Die Gewaltdarstellung ist ein weiteres heikles Thema. Ist man als moderner und noch junger Kinobesucher, zudem Quentin-Fan, einiges gewohnt, so war sie teilweise schon zu heftig. In seinen früheren Filmen gab es viele brutale Szenen (bspw. in "Reservoir Dogs" die Geschichte mit dem Ohr und in "Pulp Fiction" die Kellerszene samt Katana), die waren aber sehr dosiert eingesetzt und ich hatte das Gefühl, dass sie sinnvoll für Charakterzeichnung und Handlung waren. "Kill Bill" (vor allem Vol. 1) bestand dann zwar noch mehr nur aus Gore-Versatzstücken, diese waren aber so dermaßen überzeichnet (Blut spritzt wie aus einem Gartenschlauch, Gliedmaßen fliegen drei, vier Meter durch den Raum), dass es nicht störte. Hier ist die Brutalität fast 100 % realistisch dargestellt und Skalpierungen, MG-Salven im Gesicht (egal um wen es geht!) eines Kadavers und das Zertrümmern eines Schädels mit einer Baseballkeule muss ich nicht in Nahaufnahme sehen - zumal ich hier eine Freigabe ab 16 absolut lächerlich finde.
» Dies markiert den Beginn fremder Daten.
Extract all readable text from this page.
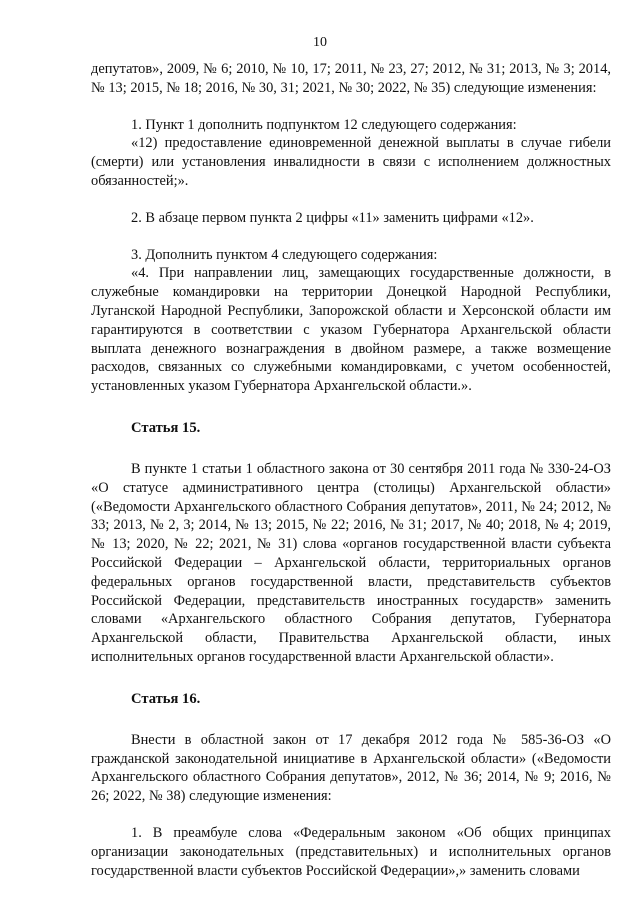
10

депутатов», 2009, № 6; 2010, № 10, 17; 2011, № 23, 27; 2012, № 31; 2013, № 3; 2014, № 13; 2015, № 18; 2016, № 30, 31; 2021, № 30; 2022, № 35) следующие изменения:

1. Пункт 1 дополнить подпунктом 12 следующего содержания:

«12) предоставление единовременной денежной выплаты в случае гибели (смерти) или установления инвалидности в связи с исполнением должностных обязанностей;».

2. В абзаце первом пункта 2 цифры «11» заменить цифрами «12».

3. Дополнить пунктом 4 следующего содержания:

«4. При направлении лиц, замещающих государственные должности, в служебные командировки на территории Донецкой Народной Республики, Луганской Народной Республики, Запорожской области и Херсонской области им гарантируются в соответствии с указом Губернатора Архангельской области выплата денежного вознаграждения в двойном размере, а также возмещение расходов, связанных со служебными командировками, с учетом особенностей, установленных указом Губернатора Архангельской области.».

Статья 15.

В пункте 1 статьи 1 областного закона от 30 сентября 2011 года № 330-24-ОЗ «О статусе административного центра (столицы) Архангельской области» («Ведомости Архангельского областного Собрания депутатов», 2011, № 24; 2012, № 33; 2013, № 2, 3; 2014, № 13; 2015, № 22; 2016, № 31; 2017, № 40; 2018, № 4; 2019, № 13; 2020, № 22; 2021, № 31) слова «органов государственной власти субъекта Российской Федерации – Архангельской области, территориальных органов федеральных органов государственной власти, представительств субъектов Российской Федерации, представительств иностранных государств» заменить словами «Архангельского областного Собрания депутатов, Губернатора Архангельской области, Правительства Архангельской области, иных исполнительных органов государственной власти Архангельской области».

Статья 16.

Внести в областной закон от 17 декабря 2012 года № 585-36-ОЗ «О гражданской законодательной инициативе в Архангельской области» («Ведомости Архангельского областного Собрания депутатов», 2012, № 36; 2014, № 9; 2016, № 26; 2022, № 38) следующие изменения:

1. В преамбуле слова «Федеральным законом «Об общих принципах организации законодательных (представительных) и исполнительных органов государственной власти субъектов Российской Федерации»,» заменить словами
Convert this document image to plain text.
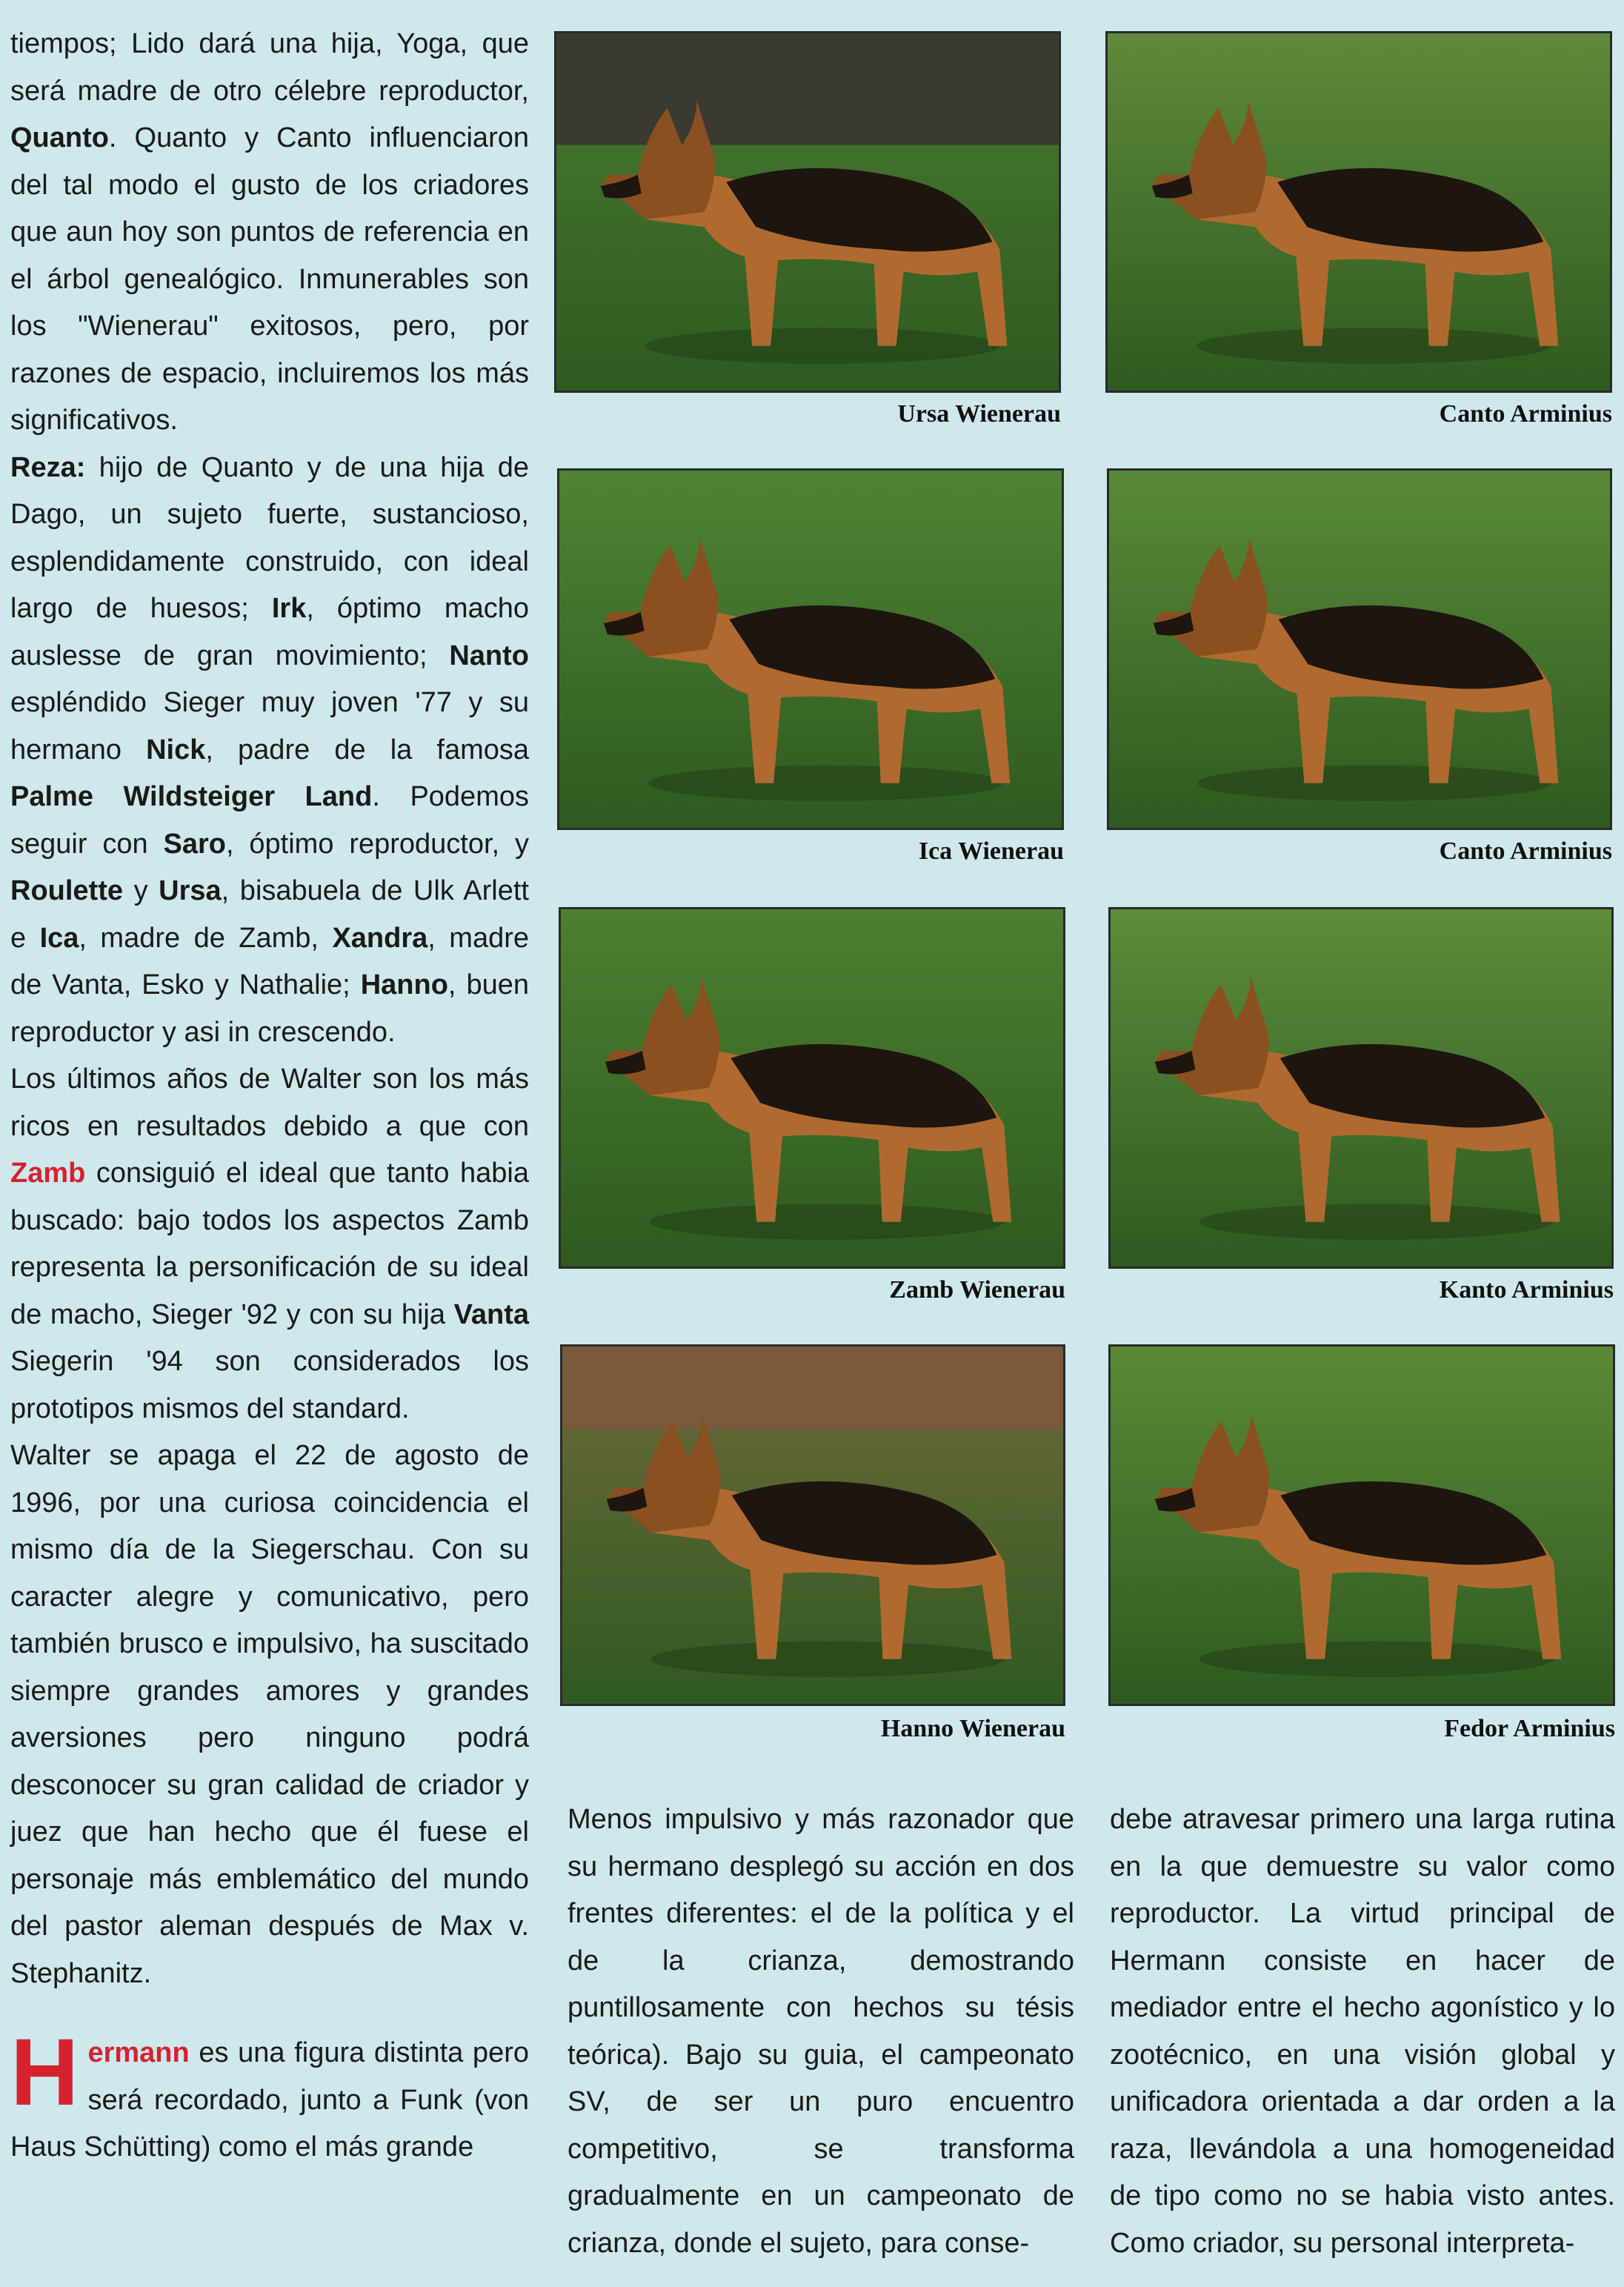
tiempos; Lido dará una hija, Yoga, que será madre de otro célebre reproductor, Quanto. Quanto y Canto influenciaron del tal modo el gusto de los criadores que aun hoy son puntos de referencia en el árbol genealógico. Inmunerables son los "Wienerau" exitosos, pero, por razones de espacio, incluiremos los más significativos.

Reza: hijo de Quanto y de una hija de Dago, un sujeto fuerte, sustancioso, esplendidamente construido, con ideal largo de huesos; Irk, óptimo macho auslesse de gran movimiento; Nanto espléndido Sieger muy joven '77 y su hermano Nick, padre de la famosa Palme Wildsteiger Land. Podemos seguir con Saro, óptimo reproductor, y Roulette y Ursa, bisabuela de Ulk Arlett e Ica, madre de Zamb, Xandra, madre de Vanta, Esko y Nathalie; Hanno, buen reproductor y asi in crescendo.

Los últimos años de Walter son los más ricos en resultados debido a que con Zamb consiguió el ideal que tanto habia buscado: bajo todos los aspectos Zamb representa la personificación de su ideal de macho, Sieger '92 y con su hija Vanta Siegerin '94 son considerados los prototipos mismos del standard.

Walter se apaga el 22 de agosto de 1996, por una curiosa coincidencia el mismo día de la Siegerschau. Con su caracter alegre y comunicativo, pero también brusco e impulsivo, ha suscitado siempre grandes amores y grandes aversiones pero ninguno podrá desconocer su gran calidad de criador y juez que han hecho que él fuese el personaje más emblemático del mundo del pastor aleman después de Max v. Stephanitz.

Hermann es una figura distinta pero será recordado, junto a Funk (von Haus Schütting) como el más grande

Ursa Wienerau	Canto Arminius
Ica Wienerau	Canto Arminius
Zamb Wienerau	Kanto Arminius
Hanno Wienerau	Fedor Arminius

Menos impulsivo y más razonador que su hermano desplegó su acción en dos frentes diferentes: el de la política y el de la crianza, demostrando puntillosamente con hechos su tésis teórica). Bajo su guia, el campeonato SV, de ser un puro encuentro competitivo, se transforma gradualmente en un campeonato de crianza, donde el sujeto, para conse-

debe atravesar primero una larga rutina en la que demuestre su valor como reproductor. La virtud principal de Hermann consiste en hacer de mediador entre el hecho agonístico y lo zootécnico, en una visión global y unificadora orientada a dar orden a la raza, llevándola a una homogeneidad de tipo como no se habia visto antes. Como criador, su personal interpreta-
Auch schienen mir teilweise die blutigen Szenen als Grund für den Film und nicht als Vorantreiber dessen Geschichte - so sollte es in einer A-Produktion eigentlich nicht sein.
Alles in Allem, ist "Inglourious Basterds" aber ein gelungener Film mit einer Portion schwarzem Humor, einer nette Hommage an das Kino und dessen Trash, einem überragenden Nebendarsteller und herrlich redundant-guten Dialogen. Da ich die Kritikpunkte aber nicht ungesühnt lassen möchte, nehmen sie ja auch einen Großteil der Rezension ein, und der Streifen für mich kein Meisterwerk ist, sondern eben "lediglich" ein guter Film, gebe ich "nur" vier Sterne.
Zur DVD (meine ist das Steelbook) braucht man nicht viel verlieren. Bildqualität und Ton sind top, vernünftige Extras gibt es auch, der Film ist ungeschnitten und die Verpackung schön anzuschauen.